🤖 AI Summary
This study investigates the robustness of NLP models under systematic, minimal linguistic perturbations—spanning orthography, syntax, dialect, and style. We propose the first language-driven, task-agnostic framework for controllable perturbation generation, integrating LLM-based prompt engineering with human-in-the-loop validation to construct high-quality, multi-granularity perturbed datasets. A cross-task benchmarking protocol is designed and evaluated across four mainstream NLP tasks. Key findings are: (1) negation-based modifications induce widespread vulnerability, revealing a shared weakness; (2) LLMs exhibit greater robustness than traditional models but still suffer from significant language-level deficiencies; (3) perturbation effects are strongly task-dependent.

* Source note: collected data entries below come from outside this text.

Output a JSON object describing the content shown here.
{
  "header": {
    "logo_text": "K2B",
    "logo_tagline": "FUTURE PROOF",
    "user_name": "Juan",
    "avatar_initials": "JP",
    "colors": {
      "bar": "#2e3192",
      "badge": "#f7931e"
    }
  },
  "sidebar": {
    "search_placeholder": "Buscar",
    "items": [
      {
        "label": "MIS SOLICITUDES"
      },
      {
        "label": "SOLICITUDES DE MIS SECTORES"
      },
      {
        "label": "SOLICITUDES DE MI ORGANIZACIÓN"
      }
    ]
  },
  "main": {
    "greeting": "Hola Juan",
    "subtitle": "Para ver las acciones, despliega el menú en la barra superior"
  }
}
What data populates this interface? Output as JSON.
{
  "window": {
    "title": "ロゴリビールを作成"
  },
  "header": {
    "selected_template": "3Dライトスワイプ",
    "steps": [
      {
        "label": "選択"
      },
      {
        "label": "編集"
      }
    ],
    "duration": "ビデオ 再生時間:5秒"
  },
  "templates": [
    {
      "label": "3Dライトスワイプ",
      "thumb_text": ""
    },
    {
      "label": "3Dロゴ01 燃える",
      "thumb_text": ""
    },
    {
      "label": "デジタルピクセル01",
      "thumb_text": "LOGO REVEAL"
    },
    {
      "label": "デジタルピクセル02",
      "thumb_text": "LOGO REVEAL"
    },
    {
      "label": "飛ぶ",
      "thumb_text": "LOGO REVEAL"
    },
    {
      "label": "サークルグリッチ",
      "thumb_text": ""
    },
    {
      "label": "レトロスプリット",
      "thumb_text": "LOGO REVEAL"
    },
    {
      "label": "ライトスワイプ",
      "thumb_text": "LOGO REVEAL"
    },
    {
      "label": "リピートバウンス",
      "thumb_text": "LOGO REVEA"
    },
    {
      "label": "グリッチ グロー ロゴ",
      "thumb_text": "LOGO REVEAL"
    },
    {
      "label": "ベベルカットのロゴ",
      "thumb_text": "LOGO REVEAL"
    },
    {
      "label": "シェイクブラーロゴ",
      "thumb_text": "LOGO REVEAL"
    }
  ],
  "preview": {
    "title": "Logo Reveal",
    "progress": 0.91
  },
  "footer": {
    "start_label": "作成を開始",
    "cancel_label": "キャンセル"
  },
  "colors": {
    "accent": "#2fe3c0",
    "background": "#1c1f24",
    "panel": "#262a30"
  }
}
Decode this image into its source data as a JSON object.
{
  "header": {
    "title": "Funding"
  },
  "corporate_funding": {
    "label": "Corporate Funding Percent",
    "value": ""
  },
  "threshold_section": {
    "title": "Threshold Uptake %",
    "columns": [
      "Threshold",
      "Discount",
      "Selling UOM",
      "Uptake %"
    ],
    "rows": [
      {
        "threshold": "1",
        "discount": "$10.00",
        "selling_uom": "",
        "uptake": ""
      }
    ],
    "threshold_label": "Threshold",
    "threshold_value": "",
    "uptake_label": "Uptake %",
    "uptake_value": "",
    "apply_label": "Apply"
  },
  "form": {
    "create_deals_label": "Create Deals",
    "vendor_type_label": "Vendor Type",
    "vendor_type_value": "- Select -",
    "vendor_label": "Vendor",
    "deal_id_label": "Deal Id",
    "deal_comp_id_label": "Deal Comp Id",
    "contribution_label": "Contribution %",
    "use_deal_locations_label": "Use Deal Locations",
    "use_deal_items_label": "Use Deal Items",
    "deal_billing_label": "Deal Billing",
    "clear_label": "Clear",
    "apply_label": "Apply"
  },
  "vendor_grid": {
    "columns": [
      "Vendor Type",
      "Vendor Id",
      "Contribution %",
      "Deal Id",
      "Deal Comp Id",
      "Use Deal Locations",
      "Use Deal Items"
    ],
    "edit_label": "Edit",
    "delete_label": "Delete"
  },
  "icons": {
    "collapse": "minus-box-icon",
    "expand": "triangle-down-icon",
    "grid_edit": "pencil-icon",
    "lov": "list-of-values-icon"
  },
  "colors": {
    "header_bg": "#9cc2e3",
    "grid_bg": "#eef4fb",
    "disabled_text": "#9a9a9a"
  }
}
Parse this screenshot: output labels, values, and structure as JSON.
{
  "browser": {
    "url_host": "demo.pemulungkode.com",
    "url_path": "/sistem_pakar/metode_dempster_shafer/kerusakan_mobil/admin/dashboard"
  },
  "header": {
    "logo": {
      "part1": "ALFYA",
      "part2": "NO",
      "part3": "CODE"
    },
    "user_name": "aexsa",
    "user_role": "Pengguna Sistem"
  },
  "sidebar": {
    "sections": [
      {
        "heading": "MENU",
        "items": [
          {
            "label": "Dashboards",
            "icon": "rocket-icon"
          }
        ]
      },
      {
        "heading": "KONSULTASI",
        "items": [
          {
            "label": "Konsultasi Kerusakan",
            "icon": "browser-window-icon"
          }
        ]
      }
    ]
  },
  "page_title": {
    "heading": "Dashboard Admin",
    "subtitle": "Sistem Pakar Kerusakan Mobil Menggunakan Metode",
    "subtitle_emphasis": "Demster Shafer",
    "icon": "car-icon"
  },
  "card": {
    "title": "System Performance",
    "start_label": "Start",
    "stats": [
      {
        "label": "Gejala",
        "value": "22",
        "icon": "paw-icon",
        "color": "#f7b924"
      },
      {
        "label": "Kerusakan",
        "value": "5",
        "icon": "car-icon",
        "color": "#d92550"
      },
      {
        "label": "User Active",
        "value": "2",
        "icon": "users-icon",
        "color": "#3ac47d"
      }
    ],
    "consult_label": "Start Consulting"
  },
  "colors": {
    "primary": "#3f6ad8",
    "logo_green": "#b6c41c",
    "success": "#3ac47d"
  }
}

Our work establishes a novel systematic robustness evaluation paradigm and provides both theoretical foundations and practical tools for modeling linguistic robustness.
📝 Abstract
We present FLUKE (Framework for LingUistically-driven and tasK-agnostic robustness Evaluation), a task-agnostic framework for assessing model robustness through systematic minimal variations of test data. FLUKE introduces controlled variations across linguistic levels - from orthography to dialect and style varieties - and leverages large language models (LLMs) with human validation to generate modifications. We demonstrate FLUKE's utility by evaluating both fine-tuned models and LLMs across four diverse NLP tasks, and reveal that (1) the impact of linguistic variations is highly task-dependent, with some tests being critical for certain tasks but irrelevant for others; (2) while LLMs have better overall robustness compared to fine-tuned models, they still exhibit significant brittleness to certain linguistic variations; (3) all models show substantial vulnerability to negation modifications across most tasks. These findings highlight the importance of systematic robustness testing for understanding model behaviors.